A A. contestou e requereu que:
a)-Seja declarado ilícito o despedimento da Autora por inexistência de justa causa;
b)-Seja a Ré condenada a reintegrar a Autora e a pagar-lhe as retribuições que deixou de auferir desde o despedimento até ao trânsito em julgado da decisão que vier a ser proferida;
c)-Seja a Ré condenada a pagar à Autora a quantia de 15.000,00 € (quinze mil euros) a título de indemnização por danos morais;
d)-Em alternativa, e caso improceda o pedido de reintegração da Autora, seja a Ré condenada a pagar-lhe, em substituição da reintegração, e sem prejuízo da indemnização por danos morais, a indemnização que vier a ser apurada até ao trânsito em julgado da decisão do tribunal que declare a ilicitude do despedimento e que, à data da cessação do contrato, ascendia a 100.000,00 €, acrescida das retribuições vencidas desde o despedimento e vincendas até ao trânsito em julgado da decisão do tribunal que declare a ilicitude do despedimento.

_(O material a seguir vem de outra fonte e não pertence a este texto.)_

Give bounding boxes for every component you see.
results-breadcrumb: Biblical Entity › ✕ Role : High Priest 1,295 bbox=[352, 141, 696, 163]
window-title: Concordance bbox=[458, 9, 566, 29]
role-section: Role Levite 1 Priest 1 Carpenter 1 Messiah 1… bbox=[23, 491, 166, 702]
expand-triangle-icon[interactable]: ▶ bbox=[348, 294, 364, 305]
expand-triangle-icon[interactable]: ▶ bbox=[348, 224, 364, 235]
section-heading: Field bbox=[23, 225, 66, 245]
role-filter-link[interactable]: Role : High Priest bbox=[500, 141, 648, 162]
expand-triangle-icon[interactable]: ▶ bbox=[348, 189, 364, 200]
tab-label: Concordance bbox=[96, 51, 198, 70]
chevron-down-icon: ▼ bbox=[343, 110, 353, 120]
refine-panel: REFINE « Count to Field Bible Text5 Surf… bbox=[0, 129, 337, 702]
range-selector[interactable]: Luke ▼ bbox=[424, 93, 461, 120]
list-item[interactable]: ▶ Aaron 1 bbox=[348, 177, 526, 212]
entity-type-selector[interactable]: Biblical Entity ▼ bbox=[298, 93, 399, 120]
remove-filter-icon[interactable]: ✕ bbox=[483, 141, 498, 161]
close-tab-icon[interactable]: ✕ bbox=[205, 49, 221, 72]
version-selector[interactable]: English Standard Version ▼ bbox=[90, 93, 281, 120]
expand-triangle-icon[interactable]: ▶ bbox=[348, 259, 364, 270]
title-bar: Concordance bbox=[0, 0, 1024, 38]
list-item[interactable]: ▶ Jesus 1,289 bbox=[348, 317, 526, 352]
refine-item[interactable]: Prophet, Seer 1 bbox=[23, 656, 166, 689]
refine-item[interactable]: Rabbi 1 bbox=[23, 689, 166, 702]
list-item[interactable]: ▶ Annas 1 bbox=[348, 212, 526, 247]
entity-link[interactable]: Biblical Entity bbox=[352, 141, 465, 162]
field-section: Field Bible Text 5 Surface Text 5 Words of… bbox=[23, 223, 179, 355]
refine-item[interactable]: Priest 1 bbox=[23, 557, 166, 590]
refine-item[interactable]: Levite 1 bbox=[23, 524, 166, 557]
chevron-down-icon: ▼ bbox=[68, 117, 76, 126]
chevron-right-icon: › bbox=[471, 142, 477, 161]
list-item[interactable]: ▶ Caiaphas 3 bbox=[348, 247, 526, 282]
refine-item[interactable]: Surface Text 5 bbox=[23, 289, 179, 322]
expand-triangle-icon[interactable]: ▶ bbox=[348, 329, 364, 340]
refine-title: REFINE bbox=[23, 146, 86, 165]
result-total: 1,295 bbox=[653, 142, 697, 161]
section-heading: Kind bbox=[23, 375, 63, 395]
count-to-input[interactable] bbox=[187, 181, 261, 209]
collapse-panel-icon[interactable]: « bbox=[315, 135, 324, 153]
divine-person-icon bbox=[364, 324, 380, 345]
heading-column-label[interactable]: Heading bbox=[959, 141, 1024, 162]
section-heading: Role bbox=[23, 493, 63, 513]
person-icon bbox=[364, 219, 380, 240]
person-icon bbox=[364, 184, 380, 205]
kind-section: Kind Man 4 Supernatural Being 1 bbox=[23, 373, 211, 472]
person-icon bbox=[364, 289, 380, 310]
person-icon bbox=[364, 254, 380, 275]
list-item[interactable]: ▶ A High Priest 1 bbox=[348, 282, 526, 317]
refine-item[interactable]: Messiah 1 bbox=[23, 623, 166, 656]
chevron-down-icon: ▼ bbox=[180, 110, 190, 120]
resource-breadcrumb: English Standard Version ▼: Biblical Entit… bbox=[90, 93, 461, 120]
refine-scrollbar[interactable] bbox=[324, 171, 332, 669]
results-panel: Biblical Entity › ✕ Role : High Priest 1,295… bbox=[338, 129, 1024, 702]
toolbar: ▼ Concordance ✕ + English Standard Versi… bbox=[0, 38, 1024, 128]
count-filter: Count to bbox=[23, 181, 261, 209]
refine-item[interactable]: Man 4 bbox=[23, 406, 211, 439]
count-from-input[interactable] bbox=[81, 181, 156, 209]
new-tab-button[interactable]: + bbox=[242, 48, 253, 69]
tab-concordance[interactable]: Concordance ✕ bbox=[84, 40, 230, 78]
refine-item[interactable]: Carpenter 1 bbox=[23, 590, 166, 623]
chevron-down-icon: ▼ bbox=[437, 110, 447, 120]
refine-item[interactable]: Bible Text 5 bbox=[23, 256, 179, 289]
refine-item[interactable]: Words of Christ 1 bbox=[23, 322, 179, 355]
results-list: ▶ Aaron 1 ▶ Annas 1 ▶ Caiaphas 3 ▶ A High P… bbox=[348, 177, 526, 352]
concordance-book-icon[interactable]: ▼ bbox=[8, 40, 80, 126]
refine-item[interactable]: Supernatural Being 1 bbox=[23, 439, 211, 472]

Em 23.11.2022 a R. comunicou que estava insolvente e juntou certidão, com nota de trânsito em julgado, da decisão que decretou a insolvência.

Tal requerimento foi notificado ao ilustre mandatário da A..

Em 24.11.2022 a Exmª Juiz a quo proferiu o seguinte despacho :
«Face ao teor do requerimento entrado no dia de ontem pelas 14h56m, acompanhado da respectiva certidão da sentença declarativa da insolvência da Ré com nota de trânsito em julgado, dou sem efeito a diligência designada para o dia de hoje, mais determinando que se aguarde pelo decurso do prazo para o exercício do contraditório.
Notifique pela via mais célere.»

Este despacho foi notificado às partes.

Em 21.12.2022 a Exmª juiz a quo proferiu a seguinte decisão :
«(…) Por requerimento de 23.11.2022, a Ré veio aos autos informar ter sido a mesma declarada insolvente, por sentença proferida em 29.9.2022, no âmbito do processo nº 22397/22.1T8LSB a correr termos no Juízo de Comércio de Lisboa J5, e transitada em julgado em 20.10.2022.
Notificada a Autora para se pronunciar, a mesma remeteu-se ao silêncio.
Apreciemos.
Preceitua o art 90.º do CIRE, referindo-se à declaração de insolvência, sob o título “Efeitos sobre os créditos”, que, durante a pendência do processo de insolvência, os credores só podem exercer os seus direitos em conformidade com os preceitos deste Código. Por outras palavras, os credores têm de exercer os seus direitos no processo de insolvência e segundo os meios processuais regulados no CIRE.
É esta a solução que se harmoniza com a natureza e a função do processo de insolvência, como execução universal, tal como a caracteriza o art. 1.º do CIRE. Um corolário fundamental do que fica determinado é o de que, para poderem beneficiar do processo de insolvência e aí obterem, na medida do possível, a satisfação dos seus interesses, têm de nele exercer os direitos que lhes assistem, procedendo, nomeadamente, à reclamação dos créditos de que sejam titulares, ainda que eles se encontrem já reconhecidos em outro processo.
Donde, transpondo o supra explanado para a situação em apreço nos autos, significa isto que a Autora só pode exercer eficazmente o direito reclamado nos presentes autos em sede do processo de insolvência que correu contra a ora Ré na Comarca de Lisboa – juízo de Comércio de Lisboa J5, sob o nº supra citado. Só nesse âmbito a ora Autora poderá lograr a obtenção da satisfação do seu direito contra a Ré. Aliás, a este propósito foi já proferido acórdão unificador de jurisprudência - o Acórdão do STJ nº 1/2014.
Nesta senda, impera considerar que transitada em julgado a sentença que declarou a insolvência da ora Ré, a presente acção, proposta com o objectivo supra elencado, perdeu a sua utilidade relativamente a este face à impossibilidade superveniente da Autor poder alcançar qualquer efeito útil por esta via.
Pelo exposto e nos termos sobreditos, julgo extinta a instância por impossibilidade superveniente da lide, ao abrigo do disposto no art 277 al e) do CPC, aplicável ex vi do art 1 nº 2 al a) do CPT.
Custas a cargo da Ré (art 536 nº 3 do CPC aplicável ex vi do art 1 nº 2 al a) do CPT).»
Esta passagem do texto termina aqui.